Single-cell and spatially resolved transcriptomics elucidate the therapeutic mechanism of Tripterygium wilfordii Polyglycosidium in ulcerative colitis.

Abstract

BACKGROUND: Tripterygium wilfordii polyglycosidium (TWP) can alleviate inflammation in ulcerative colitis (UC). However, the core disease-specific biomarkers and targets of UC and the therapeutic mechanism of action of TWP have not been fully elucidated.
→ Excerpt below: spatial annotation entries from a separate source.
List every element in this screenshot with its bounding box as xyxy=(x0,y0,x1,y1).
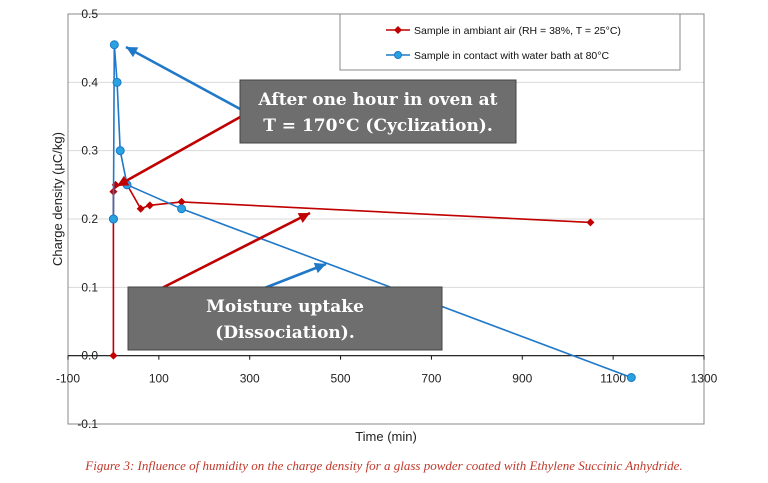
arrow-oven-to-peak-head xyxy=(126,47,139,58)
legend: Sample in ambiant air (RH = 38%, T = 25°… xyxy=(339,13,681,71)
data-point xyxy=(626,373,636,383)
x-axis-title: Time (min) xyxy=(355,429,417,444)
arrow-moisture-to-ambient xyxy=(159,211,311,291)
y-tick-label: 0.5 xyxy=(81,7,98,21)
x-tick-label: 300 xyxy=(240,372,260,386)
data-point xyxy=(109,40,119,50)
y-tick-label: 0.0 xyxy=(81,349,98,363)
legend-label-water-bath: Sample in contact with water bath at 80°… xyxy=(414,50,609,62)
data-point xyxy=(108,214,118,224)
x-tick-label: 500 xyxy=(331,372,351,386)
callout-oven-box xyxy=(239,79,517,144)
y-tick-label: 0.3 xyxy=(81,144,98,158)
callout-moisture: Moisture uptake (Dissociation). xyxy=(127,286,443,351)
y-tick-label: 0.1 xyxy=(81,280,98,294)
callout-moisture-line1: Moisture uptake xyxy=(206,297,364,317)
legend-box xyxy=(339,13,681,71)
legend-marker-ambient xyxy=(394,26,402,34)
data-point xyxy=(586,218,595,227)
arrow-oven-to-ambient xyxy=(116,114,243,188)
figure-caption: Figure 3: Influence of humidity on the c… xyxy=(85,458,683,473)
arrow-moisture-to-ambient-head xyxy=(297,213,310,223)
data-point xyxy=(177,204,187,214)
callout-oven: After one hour in oven at T = 170°C (Cyc… xyxy=(239,79,517,144)
x-tick-label: 1100 xyxy=(600,372,626,386)
arrow-oven-to-peak xyxy=(125,45,243,112)
x-tick-label: 700 xyxy=(421,372,441,386)
annotation-arrows xyxy=(116,45,327,291)
legend-marker-water-bath xyxy=(394,51,402,59)
data-point xyxy=(109,351,118,360)
x-tick-label: -100 xyxy=(56,372,80,386)
y-tick-label: 0.2 xyxy=(81,212,98,226)
data-point xyxy=(136,204,145,213)
gridlines xyxy=(68,13,704,425)
arrow-oven-to-ambient-head xyxy=(117,175,130,186)
callout-moisture-line2: (Dissociation). xyxy=(215,323,355,343)
x-tick-label: 1300 xyxy=(691,372,718,386)
x-tick-label: 100 xyxy=(149,372,169,386)
y-tick-label: 0.4 xyxy=(81,75,98,89)
y-tick-label: -0.1 xyxy=(77,417,98,431)
data-point xyxy=(115,146,125,156)
data-point xyxy=(112,77,122,87)
x-tick-label: 900 xyxy=(512,372,532,386)
callout-oven-line1: After one hour in oven at xyxy=(257,90,497,110)
tick-labels: -100 100 300 500 700 900 1100 1300 -0.1 0.0 0.1 0.2… xyxy=(56,7,718,431)
data-point xyxy=(177,197,186,206)
y-axis-title: Charge density (µC/kg) xyxy=(50,132,65,266)
arrow-moisture-to-water-bath xyxy=(261,262,327,291)
arrow-moisture-to-water-bath-head xyxy=(313,262,326,274)
data-point xyxy=(145,201,154,210)
callout-moisture-box xyxy=(127,286,443,351)
callout-oven-line2: T = 170°C (Cyclization). xyxy=(263,116,493,136)
legend-label-ambient: Sample in ambiant air (RH = 38%, T = 25°… xyxy=(414,25,621,37)
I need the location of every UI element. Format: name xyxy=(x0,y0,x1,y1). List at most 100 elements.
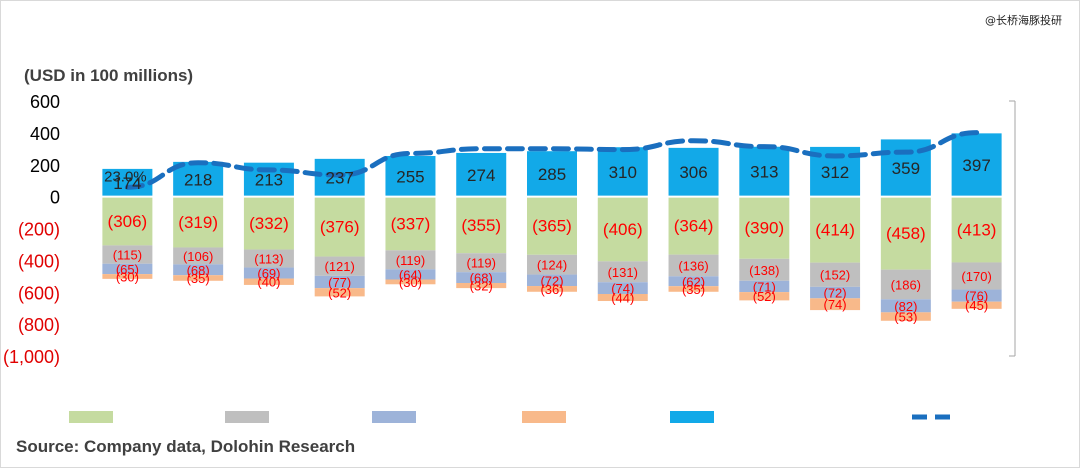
data-label-series-1: (319) xyxy=(178,213,218,232)
data-label-series-5: 397 xyxy=(962,156,990,175)
bar-positive xyxy=(314,158,365,197)
y-tick-label: (400) xyxy=(18,251,60,271)
bar-positive xyxy=(173,161,224,197)
data-label-series-5: 255 xyxy=(396,167,424,186)
data-label-series-3: (82) xyxy=(894,299,917,314)
data-label-series-4: (35) xyxy=(187,271,210,286)
data-label-series-4: (32) xyxy=(470,279,493,294)
data-label-series-3: (72) xyxy=(824,286,847,301)
bar-segment-2 xyxy=(385,250,436,270)
bar-segment-2 xyxy=(314,256,365,276)
data-label-series-1: (376) xyxy=(320,218,360,237)
data-label-series-5: 285 xyxy=(538,165,566,184)
data-label-series-3: (62) xyxy=(682,274,705,289)
data-label-series-1: (414) xyxy=(815,221,855,240)
legend xyxy=(69,411,956,423)
y-axis-unit-label: (USD in 100 millions) xyxy=(24,66,194,85)
data-label-series-2: (124) xyxy=(537,258,567,273)
data-label-series-3: (76) xyxy=(965,289,988,304)
line-series-path xyxy=(124,130,980,190)
bar-segment-1 xyxy=(597,196,648,262)
data-label-series-1: (332) xyxy=(249,214,289,233)
data-label-series-5: 359 xyxy=(892,159,920,178)
y-tick-box xyxy=(4,345,62,367)
data-label-series-2: (136) xyxy=(678,258,708,273)
data-label-series-5: 306 xyxy=(679,163,707,182)
bar-segment-3 xyxy=(880,299,931,313)
bar-segment-2 xyxy=(456,253,507,273)
bar-segment-4 xyxy=(102,274,153,279)
bar-segment-1 xyxy=(668,196,719,255)
bar-segment-2 xyxy=(102,245,153,264)
y-tick-box xyxy=(4,217,62,240)
y-tick-label: (600) xyxy=(18,283,60,303)
source-note: Source: Company data, Dolohin Research xyxy=(16,437,356,456)
data-label-series-2: (131) xyxy=(608,265,638,280)
legend-swatch-3 xyxy=(372,411,416,423)
data-label-series-3: (68) xyxy=(187,263,210,278)
data-label-series-1: (364) xyxy=(674,217,714,236)
data-label-series-1: (413) xyxy=(957,221,997,240)
data-label-series-2: (113) xyxy=(254,252,283,267)
data-label-series-5: 312 xyxy=(821,163,849,182)
y-tick-label: (800) xyxy=(18,315,60,335)
data-label-series-4: (30) xyxy=(116,269,139,284)
labels-layer: (306)(115)(65)(30)174(319)(106)(68)(35)2… xyxy=(104,156,996,325)
line-series-label: 23.0% xyxy=(104,168,147,185)
bar-positive xyxy=(597,147,648,197)
data-label-series-1: (365) xyxy=(532,217,572,236)
legend-swatch-2 xyxy=(225,411,269,423)
bar-segment-3 xyxy=(951,289,1002,302)
data-label-series-3: (68) xyxy=(470,271,493,286)
bar-segment-2 xyxy=(243,249,294,268)
y-tick-label: 400 xyxy=(30,124,60,144)
data-label-series-3: (65) xyxy=(116,262,139,277)
data-label-series-3: (77) xyxy=(328,275,351,290)
bar-positive xyxy=(385,155,436,197)
data-label-series-2: (186) xyxy=(891,277,921,292)
y-tick-box xyxy=(24,121,62,144)
bar-segment-3 xyxy=(314,275,365,289)
bar-segment-1 xyxy=(243,196,294,250)
data-label-series-2: (121) xyxy=(325,259,355,274)
bar-segment-2 xyxy=(880,269,931,300)
bar-segment-3 xyxy=(668,276,719,287)
data-label-series-2: (106) xyxy=(183,249,213,264)
watermark: @长桥海豚投研 xyxy=(985,14,1062,27)
data-label-series-5: 274 xyxy=(467,166,495,185)
data-label-series-5: 218 xyxy=(184,170,212,189)
bar-segment-3 xyxy=(173,264,224,276)
bar-segment-4 xyxy=(243,278,294,285)
legend-swatch-5 xyxy=(670,411,714,423)
bar-segment-4 xyxy=(880,312,931,321)
data-label-series-1: (337) xyxy=(391,214,431,233)
bar-segment-3 xyxy=(527,274,577,287)
data-label-series-2: (115) xyxy=(113,248,142,263)
bar-segment-1 xyxy=(102,196,153,246)
y-tick-label: 200 xyxy=(30,156,60,176)
data-label-series-4: (36) xyxy=(540,282,563,297)
data-label-series-4: (30) xyxy=(399,275,422,290)
bar-positive xyxy=(527,151,577,197)
data-label-series-4: (35) xyxy=(682,282,705,297)
y-tick-box xyxy=(24,185,62,208)
data-label-series-5: 313 xyxy=(750,163,778,182)
data-label-series-5: 213 xyxy=(255,171,283,190)
bar-positive xyxy=(102,168,153,197)
y-tick-box xyxy=(4,313,62,336)
line-layer xyxy=(124,130,980,190)
data-label-series-5: 237 xyxy=(326,169,354,188)
legend-swatch-1 xyxy=(69,411,113,423)
bar-segment-4 xyxy=(739,292,790,301)
data-label-series-3: (64) xyxy=(399,267,422,282)
data-label-series-3: (69) xyxy=(257,266,280,281)
bar-segment-1 xyxy=(314,196,365,257)
data-label-series-2: (119) xyxy=(396,253,425,268)
y-tick-label: (200) xyxy=(18,220,60,240)
data-label-series-1: (458) xyxy=(886,224,926,243)
data-label-series-4: (52) xyxy=(328,285,351,300)
bar-segment-4 xyxy=(668,286,719,292)
bar-segment-3 xyxy=(597,282,648,295)
bar-segment-1 xyxy=(385,196,436,251)
bar-segment-4 xyxy=(385,279,436,285)
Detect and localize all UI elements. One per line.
PURPOSE: A comprehensive strategy involving single-cell sequencing, spatial transcriptomics, and experimental validation was employed to investigate the potential targets of TWP in the treating UC. METHODS: The molecular mechanisms of action and therapeutic targets of TWP in the treating UC were investigated by integrating single-cell RNA sequencing with spatial transcriptomics. A CRISPR-Cas9 gene-edited animal model was established. Intestinal inflammation and mucosal damage were evaluated using Western blot analysis, hematoxylin‒eosin staining, and immunofluorescence to validate the target genes. The chemical constituents of TWP were characterized by UPLC-Q-TOF-MS, and interactions with the identified targets were assessed through molecular docking and surface plasmon resonance analyses. RESULTS: TWP significantly alleviated intestinal inflammation and mucosal damage in DSS-treated mice. Single-cell sequencing and spatial transcriptomic analyses identified S100A8, which facilitates signal transduction between neutrophils and their effector cells (macrophages), as a potential core target of TWP in treating UC. Multimodal validation revealed that S100A8 overexpression exacerbated colitis severity and intestinal mucosal disruption, whereas S100A8 knockout markedly attenuated intestinal inflammation and mucosal injury. We identified a total of 52 chemical components in TWP. Molecular docking indicated that 6 components could bind to S100A8. SPR analysis further confirmed that triptolide and demethylzeylasteral strongly bound S100A8. CONCLUSION: TWP may primarily alleviate inflammatory symptoms in UC by suppressing S100A8 expression, thereby protecting intestinal mucosal barrier function.